Hunter Laboratory will be mostly vacated when psychology faculty relocate to Metcalf, he said. Administrators are drafting plans to renovate Hunter, a project that "wouldn't be possible if we didn't undertake the Metcalf project."

A possible use for Hunter, once renovated, will be to help house the School of Engineering, which will need more space in the near future due to the University's commitment to increase the size of the engineering faculty, Spies said. But any use of Hunter for engineering would only be a short-term solution. The University needs a major new facility for engineering, Spies said.

Metcalf's chemistry and research buildings — built in 1923 and 1938, respectively — are connected by a space that will feature new lounges on each floor and new conference rooms. The design will "give the building a new core, a heart," LaPlante said. A glass wall will look out onto Lincoln Field, with doors on the other side opening onto a central public courtyard, also accessible from Waterman Street.

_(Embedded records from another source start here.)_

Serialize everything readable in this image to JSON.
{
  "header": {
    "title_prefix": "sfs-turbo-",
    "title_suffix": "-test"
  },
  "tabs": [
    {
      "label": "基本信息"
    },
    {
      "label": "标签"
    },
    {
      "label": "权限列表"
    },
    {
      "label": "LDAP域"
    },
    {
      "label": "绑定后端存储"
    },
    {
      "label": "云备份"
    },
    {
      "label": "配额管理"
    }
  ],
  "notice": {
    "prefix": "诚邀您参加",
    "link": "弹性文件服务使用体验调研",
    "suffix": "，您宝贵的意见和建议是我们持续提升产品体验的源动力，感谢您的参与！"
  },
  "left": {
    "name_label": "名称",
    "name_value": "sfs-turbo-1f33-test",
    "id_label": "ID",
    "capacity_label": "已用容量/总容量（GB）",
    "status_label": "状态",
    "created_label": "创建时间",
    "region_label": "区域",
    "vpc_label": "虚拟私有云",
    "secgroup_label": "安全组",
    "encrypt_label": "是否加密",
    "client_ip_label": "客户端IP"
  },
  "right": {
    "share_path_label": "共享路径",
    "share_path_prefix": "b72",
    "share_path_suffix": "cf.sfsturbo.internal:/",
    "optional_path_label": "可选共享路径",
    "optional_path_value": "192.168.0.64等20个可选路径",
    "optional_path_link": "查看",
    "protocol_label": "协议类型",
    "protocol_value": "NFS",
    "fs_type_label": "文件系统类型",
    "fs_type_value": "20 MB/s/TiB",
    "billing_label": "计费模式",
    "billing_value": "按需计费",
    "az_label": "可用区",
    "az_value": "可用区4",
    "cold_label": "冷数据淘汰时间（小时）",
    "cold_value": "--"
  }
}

A glass public art installation will also make for "a great addition," he said.

The part of the building most frequented by undergraduates will be the 225-seat auditorium — a "state of the art teaching space," according to the Facilities Management website.

The research building on Lincoln Field will mostly house faculty offices. The chemistry building, which sits on Thayer Street, will consist of laboratories and will also house a departmental library and a skylit "dome room" for faculty conferences, LaPlante said.

The former attic, which held unused exhaust fans, will be transformed into graduate student offices, a graduate student lounge and showers for bicycle commuters. "It's going to be beautiful up here," LaPlante said.

Labs and offices have already been assigned to specific faculty members, and labs have been "designed to their specific needs," he said.

Metcalf will be "very energy, environmentally conscious," LaPlante said. The goal is to get a LEED Silver rating from the U.S. Green Building Council.

New sidewalks and street trees will be placed around the building, he said, and the portion of Thayer next to Metcalf will also be repaved.

"A mix of gifts and debt" will be pay for the project, Spies said.

The Metcalf renovation was not the first plan for a new home for CLPS. A new building at Angell Street and the Walk, on the site of the Urban Environmental Lab, had previously been proposed to house the new department. But financial realities in 2009 made the cost of a new building prohibitive, and controversy over eliminating or displacing the environmental lab added to the site's problems. The Corporation approved renovation work on Metcalf at its May 2010 meeting, and work began in June.

Before the renovation, the building was partially vacant and occupied by the Department of Cognitive and Linguistic Sciences. Spies described the space as a "good fit" for the merged departments. "It's good bones, and it's going to be a great building."